SCPCD Posted August 12, 2007 Report Share Posted August 12, 2007 This topic goal is to give informations about different timing acces for the blitter and to know more about blitter operating. First of all, the exemple code : move.l #PITCH1|PIXEL32|WID128|XADDPHR,d0 moveq #0,d1 move.l d0,A2_FLAGS move.l #source,A2_BASE move.l d1,A2_PIXEL move.l d1,A2_STEP move.l d0,A1_FLAGS move.l #destination,A1_BASE move.l d1,A1_PIXEL move.l d1,A1_FPIXEL move.l d1,A1_STEP move.l d1,A1_FSTEP move.l d1,A1_CLIP move.l d1,A1_INC move.l d1,A1_FINC move.l #$00010400,B_COUNT move.l #SRCEN|LFU_REPLACE,B_CMD configure the blitter in 32-bit by pixel and transfert in Phrase mode.

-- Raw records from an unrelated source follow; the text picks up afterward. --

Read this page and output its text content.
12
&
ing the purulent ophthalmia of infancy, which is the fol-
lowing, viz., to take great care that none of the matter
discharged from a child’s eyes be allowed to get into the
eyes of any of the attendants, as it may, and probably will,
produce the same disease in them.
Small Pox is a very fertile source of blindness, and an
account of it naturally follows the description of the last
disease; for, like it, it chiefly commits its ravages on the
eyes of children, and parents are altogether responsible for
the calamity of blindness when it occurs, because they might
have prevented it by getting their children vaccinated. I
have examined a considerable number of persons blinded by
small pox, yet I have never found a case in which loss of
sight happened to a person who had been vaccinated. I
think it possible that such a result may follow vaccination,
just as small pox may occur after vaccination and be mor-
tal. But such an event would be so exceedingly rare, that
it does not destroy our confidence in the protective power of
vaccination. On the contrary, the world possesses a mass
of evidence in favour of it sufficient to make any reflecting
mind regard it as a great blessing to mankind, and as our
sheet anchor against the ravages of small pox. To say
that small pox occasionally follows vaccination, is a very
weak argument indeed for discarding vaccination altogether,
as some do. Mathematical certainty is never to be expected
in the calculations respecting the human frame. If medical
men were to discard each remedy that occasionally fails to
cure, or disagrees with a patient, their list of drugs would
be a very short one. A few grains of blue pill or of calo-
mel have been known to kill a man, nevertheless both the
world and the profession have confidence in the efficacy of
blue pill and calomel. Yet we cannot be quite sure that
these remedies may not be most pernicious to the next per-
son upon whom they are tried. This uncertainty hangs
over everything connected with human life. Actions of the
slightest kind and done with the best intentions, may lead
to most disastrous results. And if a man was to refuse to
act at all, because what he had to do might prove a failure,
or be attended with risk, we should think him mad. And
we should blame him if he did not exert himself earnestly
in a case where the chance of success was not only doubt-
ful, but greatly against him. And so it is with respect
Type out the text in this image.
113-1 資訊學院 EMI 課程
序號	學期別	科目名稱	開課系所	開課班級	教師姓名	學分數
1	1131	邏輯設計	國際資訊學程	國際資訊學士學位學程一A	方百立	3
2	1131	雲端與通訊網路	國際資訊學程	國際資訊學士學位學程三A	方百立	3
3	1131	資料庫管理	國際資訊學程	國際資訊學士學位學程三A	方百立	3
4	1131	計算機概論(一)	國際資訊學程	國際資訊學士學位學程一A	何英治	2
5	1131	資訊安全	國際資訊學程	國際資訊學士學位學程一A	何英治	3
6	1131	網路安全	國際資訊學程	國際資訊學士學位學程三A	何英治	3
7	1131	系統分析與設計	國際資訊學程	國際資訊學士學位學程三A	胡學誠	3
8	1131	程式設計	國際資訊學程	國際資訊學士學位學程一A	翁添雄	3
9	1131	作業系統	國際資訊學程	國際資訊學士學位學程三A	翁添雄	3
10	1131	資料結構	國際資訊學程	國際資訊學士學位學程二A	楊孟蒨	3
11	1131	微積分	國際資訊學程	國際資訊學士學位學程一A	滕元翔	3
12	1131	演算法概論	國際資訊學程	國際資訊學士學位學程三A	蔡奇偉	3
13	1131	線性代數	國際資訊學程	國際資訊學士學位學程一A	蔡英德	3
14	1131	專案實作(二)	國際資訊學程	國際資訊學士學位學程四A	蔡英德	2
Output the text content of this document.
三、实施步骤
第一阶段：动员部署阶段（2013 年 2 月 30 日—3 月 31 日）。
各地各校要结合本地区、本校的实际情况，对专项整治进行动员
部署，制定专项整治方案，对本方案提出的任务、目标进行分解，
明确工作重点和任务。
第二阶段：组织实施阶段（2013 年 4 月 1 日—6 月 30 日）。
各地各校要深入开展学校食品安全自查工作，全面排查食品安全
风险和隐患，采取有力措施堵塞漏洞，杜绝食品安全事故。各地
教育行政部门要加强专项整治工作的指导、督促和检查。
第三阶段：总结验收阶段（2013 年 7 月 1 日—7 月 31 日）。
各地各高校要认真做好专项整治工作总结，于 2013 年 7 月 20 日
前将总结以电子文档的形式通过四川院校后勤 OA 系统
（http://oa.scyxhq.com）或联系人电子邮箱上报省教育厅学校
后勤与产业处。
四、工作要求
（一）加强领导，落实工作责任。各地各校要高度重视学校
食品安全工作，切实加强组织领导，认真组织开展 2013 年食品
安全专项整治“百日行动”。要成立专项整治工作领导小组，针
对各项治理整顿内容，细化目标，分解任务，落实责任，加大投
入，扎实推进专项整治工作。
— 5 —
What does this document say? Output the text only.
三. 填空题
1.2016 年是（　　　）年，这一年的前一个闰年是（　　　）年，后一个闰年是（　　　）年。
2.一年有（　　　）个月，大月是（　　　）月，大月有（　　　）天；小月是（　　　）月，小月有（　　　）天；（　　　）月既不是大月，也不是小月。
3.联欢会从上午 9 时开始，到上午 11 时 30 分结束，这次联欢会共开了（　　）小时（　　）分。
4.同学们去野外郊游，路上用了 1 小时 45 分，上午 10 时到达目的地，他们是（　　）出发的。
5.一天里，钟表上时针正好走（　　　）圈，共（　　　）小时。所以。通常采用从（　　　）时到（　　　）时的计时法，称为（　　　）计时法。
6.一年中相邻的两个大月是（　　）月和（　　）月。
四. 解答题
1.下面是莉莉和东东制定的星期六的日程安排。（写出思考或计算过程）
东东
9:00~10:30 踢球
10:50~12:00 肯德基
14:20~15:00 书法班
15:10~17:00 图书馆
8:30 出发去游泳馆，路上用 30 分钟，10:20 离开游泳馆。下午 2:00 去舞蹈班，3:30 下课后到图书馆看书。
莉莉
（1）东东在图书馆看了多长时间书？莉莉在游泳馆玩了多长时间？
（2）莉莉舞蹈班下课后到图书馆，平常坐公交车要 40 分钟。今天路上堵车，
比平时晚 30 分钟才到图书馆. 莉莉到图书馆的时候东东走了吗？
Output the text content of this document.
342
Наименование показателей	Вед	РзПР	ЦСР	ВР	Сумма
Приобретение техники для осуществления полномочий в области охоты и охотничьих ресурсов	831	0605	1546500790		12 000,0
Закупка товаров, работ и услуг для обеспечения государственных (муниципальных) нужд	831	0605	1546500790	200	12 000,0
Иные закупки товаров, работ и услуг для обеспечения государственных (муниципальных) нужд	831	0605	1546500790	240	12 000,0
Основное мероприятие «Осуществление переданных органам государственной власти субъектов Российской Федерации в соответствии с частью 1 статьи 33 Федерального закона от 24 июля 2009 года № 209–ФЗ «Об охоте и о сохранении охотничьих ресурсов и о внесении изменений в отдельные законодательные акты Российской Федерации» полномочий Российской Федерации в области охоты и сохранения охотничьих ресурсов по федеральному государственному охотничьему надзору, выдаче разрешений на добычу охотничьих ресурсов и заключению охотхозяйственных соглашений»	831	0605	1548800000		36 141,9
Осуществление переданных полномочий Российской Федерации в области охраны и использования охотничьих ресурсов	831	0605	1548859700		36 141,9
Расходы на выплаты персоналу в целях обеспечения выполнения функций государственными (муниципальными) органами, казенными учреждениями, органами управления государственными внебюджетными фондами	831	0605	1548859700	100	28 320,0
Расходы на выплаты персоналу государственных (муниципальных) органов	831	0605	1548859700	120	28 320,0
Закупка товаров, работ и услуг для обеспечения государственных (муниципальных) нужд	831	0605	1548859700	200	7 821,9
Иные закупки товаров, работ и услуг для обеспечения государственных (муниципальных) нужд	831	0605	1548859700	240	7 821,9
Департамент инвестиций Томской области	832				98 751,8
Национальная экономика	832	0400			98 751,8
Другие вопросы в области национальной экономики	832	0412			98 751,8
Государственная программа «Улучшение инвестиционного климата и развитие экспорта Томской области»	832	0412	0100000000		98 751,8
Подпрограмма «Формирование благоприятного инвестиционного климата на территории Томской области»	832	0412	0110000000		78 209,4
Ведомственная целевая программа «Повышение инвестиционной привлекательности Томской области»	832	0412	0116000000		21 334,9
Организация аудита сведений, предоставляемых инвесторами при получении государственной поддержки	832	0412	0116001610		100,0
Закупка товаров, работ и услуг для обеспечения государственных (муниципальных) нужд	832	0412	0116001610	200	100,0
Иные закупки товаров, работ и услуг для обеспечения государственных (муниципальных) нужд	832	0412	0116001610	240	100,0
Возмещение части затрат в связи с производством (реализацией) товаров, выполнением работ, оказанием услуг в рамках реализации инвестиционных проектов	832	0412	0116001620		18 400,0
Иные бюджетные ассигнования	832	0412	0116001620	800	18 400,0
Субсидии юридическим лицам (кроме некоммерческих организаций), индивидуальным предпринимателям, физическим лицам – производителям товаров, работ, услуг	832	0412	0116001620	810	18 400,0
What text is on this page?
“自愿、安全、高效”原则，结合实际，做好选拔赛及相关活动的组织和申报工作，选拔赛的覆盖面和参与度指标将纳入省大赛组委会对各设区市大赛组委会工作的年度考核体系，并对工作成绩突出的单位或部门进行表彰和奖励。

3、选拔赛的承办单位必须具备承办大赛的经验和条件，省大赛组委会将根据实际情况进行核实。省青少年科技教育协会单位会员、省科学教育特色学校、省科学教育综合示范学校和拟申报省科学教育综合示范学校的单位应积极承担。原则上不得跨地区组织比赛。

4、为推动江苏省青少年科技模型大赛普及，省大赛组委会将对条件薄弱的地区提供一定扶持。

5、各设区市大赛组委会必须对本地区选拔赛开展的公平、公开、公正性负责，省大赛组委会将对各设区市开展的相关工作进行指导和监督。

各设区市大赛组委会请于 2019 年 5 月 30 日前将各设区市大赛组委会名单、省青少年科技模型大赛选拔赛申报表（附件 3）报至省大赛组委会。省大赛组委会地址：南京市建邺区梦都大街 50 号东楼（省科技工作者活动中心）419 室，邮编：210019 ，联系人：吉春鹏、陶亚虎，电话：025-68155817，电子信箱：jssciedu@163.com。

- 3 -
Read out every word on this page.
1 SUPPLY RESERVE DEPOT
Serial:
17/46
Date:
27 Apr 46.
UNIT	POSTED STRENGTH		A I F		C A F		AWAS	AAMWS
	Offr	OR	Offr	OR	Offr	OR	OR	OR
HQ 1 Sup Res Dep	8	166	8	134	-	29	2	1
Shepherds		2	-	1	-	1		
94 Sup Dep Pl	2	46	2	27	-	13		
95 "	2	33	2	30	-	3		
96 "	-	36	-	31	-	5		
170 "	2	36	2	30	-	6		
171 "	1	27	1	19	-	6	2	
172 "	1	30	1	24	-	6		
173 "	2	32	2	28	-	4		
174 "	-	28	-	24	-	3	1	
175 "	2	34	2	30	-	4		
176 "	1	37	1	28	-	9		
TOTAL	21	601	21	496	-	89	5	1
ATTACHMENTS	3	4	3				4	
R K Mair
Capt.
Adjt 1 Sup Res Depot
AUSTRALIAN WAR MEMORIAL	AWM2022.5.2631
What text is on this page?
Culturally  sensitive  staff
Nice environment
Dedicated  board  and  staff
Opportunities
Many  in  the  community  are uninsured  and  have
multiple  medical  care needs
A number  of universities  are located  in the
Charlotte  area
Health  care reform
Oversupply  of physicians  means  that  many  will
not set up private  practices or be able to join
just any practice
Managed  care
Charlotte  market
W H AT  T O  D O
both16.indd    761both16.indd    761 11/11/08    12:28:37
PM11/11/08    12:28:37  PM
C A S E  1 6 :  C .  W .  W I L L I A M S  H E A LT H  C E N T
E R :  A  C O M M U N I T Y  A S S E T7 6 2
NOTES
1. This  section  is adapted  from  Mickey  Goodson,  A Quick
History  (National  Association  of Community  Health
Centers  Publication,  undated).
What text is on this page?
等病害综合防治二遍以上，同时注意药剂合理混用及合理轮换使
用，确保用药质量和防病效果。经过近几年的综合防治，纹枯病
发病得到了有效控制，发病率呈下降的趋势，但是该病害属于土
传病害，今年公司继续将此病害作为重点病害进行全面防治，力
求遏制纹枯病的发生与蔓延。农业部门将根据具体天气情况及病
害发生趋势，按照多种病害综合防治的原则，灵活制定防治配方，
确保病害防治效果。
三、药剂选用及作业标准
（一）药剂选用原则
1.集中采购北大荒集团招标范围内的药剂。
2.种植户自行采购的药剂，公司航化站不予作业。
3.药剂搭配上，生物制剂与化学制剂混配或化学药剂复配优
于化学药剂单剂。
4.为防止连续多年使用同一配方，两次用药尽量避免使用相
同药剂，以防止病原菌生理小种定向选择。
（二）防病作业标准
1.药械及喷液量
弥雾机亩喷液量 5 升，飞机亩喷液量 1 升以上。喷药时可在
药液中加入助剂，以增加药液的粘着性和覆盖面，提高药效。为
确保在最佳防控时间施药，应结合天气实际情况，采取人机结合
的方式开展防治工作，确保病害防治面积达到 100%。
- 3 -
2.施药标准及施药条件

Source & destination will be different for each case that are describe bellow. We blitt : $0001 * $0400 * 4 (because 32-bit pixel selected) = 4096bytes. SRCEN : activation of a source, and LFU_REPLACE for a simple data copy. all other blitter register are not used and initialised here to zero. The GPU->DRAM transfert in phrase mode : source : $F03000 (G_RAM) destination : somewhere into the DRAM (phrase aligned) Result : 11 cycles per phrase -> 4096*11/8 = 5632 cycles for 4K The DRAM->GPU transfert in phrase mode : source : somewhere into the DRAM (phrase aligned) destination : $F03000 (G_RAM) Result : 7 cycles per phrase -> 4096*7/8 = 3584 cycles for 4K The DRAM->GPU speed transfert in phrase mode : source : somewhere into the DRAM (phrase aligned) destination : $F03000+$8000 (G_RAM+$8000) Result : 5 cycles per phrase -> 4096*5/8 = 2560 cycles for 4K ----------------------------------------------- other information in the futur If you have a special timing to mesure, I can help Link to comment Share on other sites More sharing options...
SebRmv Posted August 13, 2007 Report Share Posted August 13, 2007 interesting! and what about the pixel mode? in phrase mode, is it the same result if using 8 bpp, 16 bpp or 32 bpp? Link to comment Share on other sites More sharing options...
SCPCD Posted August 13, 2007 Author Report Share Posted August 13, 2007 I will try soon Link to comment Share on other sites More sharing options...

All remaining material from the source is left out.